White, born in 1906, started out as an itinerant journalist, working for newspapers in San Francisco and Los Angeles before becoming a narcotics aent in the early 1930s. During World War II he was in the Office of strategic Services, the precursor of the CIA. where he acquired the rank of lieutenant colonel and made future contacts. After that, he went back to his narcotics work, interrupting it in the early 1950s to become an investigator for the Serate committee headed by Sen. Estes Kefauver that looked into organized crime.

One interesting detail links White to the 1953 case of Dr. Frank Olson, and Army employee who was working with the CIA at Camp Detrick, Md. Olson had been given LSD without being told, and 10 days later jumped to his death from the 10th floor of a New York City hotel. At the time, Lashbrook was in the room with Olson, who had gone to New York to be treated by Dr. Harrold Abramson, a psychiatrist who had worked for the CIA.

According to CIA documents, Lashbrook called Gottlieb, his supervisor at the time, and then went to the police station to identify the body. He was asked to "turn out his pockets."
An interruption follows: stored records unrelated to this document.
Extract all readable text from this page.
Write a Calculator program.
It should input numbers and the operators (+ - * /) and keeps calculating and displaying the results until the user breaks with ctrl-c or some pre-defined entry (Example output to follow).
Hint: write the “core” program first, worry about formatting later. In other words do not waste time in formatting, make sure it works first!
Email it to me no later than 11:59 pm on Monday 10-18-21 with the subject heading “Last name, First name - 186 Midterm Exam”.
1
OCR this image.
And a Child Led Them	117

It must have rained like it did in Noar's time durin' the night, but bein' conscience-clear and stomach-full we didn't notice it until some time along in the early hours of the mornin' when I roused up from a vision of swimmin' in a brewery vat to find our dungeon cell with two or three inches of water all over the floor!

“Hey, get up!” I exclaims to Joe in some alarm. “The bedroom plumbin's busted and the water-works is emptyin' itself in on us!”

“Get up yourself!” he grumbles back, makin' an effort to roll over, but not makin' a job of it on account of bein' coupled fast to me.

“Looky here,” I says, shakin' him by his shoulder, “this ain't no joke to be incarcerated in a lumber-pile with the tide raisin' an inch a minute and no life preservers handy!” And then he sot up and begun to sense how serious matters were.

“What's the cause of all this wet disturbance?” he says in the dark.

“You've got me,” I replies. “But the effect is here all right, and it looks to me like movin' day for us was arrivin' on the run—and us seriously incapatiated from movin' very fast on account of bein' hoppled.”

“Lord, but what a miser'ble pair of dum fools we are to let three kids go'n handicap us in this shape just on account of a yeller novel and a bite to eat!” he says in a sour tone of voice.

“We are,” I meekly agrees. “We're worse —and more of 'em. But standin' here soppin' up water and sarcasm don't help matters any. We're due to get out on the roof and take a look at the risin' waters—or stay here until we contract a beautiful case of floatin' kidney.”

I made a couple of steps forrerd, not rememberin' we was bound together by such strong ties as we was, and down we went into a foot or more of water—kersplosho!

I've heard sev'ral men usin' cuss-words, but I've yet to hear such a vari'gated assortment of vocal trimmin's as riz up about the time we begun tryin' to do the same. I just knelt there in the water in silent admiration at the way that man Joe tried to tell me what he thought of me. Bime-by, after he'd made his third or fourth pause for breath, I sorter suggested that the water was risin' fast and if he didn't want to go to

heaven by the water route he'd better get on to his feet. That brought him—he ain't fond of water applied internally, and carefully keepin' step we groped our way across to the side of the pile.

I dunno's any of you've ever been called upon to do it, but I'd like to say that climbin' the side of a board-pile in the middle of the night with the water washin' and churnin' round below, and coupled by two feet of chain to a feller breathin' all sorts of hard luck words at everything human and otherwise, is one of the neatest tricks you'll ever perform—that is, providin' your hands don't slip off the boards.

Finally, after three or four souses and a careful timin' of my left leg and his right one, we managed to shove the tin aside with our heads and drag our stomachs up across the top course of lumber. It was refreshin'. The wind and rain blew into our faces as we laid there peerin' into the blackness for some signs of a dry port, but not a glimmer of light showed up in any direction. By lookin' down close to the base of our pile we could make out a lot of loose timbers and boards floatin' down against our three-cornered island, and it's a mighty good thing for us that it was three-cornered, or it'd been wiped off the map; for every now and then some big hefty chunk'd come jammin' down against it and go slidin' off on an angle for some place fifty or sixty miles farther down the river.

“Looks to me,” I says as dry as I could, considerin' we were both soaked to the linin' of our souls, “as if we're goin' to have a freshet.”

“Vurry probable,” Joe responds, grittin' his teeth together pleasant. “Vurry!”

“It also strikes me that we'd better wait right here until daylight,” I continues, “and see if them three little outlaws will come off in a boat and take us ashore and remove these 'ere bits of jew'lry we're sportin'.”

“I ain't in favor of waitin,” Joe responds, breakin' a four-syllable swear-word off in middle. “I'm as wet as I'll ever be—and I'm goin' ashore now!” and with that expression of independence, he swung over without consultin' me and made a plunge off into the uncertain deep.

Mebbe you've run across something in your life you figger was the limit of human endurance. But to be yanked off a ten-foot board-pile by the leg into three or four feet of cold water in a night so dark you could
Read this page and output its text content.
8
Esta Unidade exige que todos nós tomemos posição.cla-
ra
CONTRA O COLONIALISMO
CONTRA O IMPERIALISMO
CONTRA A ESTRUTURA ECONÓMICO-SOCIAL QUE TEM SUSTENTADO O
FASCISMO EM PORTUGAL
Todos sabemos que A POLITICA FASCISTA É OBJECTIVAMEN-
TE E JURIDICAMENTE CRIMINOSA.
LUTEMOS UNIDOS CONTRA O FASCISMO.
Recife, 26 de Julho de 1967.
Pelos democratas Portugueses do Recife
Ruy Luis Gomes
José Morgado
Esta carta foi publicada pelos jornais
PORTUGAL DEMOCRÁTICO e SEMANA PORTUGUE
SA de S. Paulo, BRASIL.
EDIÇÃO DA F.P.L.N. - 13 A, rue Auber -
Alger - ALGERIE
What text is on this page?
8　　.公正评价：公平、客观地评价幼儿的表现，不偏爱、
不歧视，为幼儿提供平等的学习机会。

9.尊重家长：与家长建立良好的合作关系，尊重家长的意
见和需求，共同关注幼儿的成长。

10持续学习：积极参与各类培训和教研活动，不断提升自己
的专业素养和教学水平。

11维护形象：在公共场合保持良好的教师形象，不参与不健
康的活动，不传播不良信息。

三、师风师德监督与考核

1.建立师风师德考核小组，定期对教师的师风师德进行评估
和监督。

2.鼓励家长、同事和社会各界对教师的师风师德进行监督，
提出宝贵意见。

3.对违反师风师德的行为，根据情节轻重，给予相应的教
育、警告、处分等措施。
He had written on a piece of white paper the initials "G. W." and "M.H." Lashbrook was asked to identify whose initials they were, but expunged CIA documents said he could not for security reasons. However, knowledgeable sources who have seen the CIA documents said Lashbrook identified "G. W." as George White and "M. H." as Morgan Hall, White's undercover name. The piece of paper also contained the address 81 Bedford St. which White's diary shows to be the New York safe house.

White apparently knew Abramson, because a Sept. 20, 1954, diary entry contained a reference to Gottlieb and Abramson.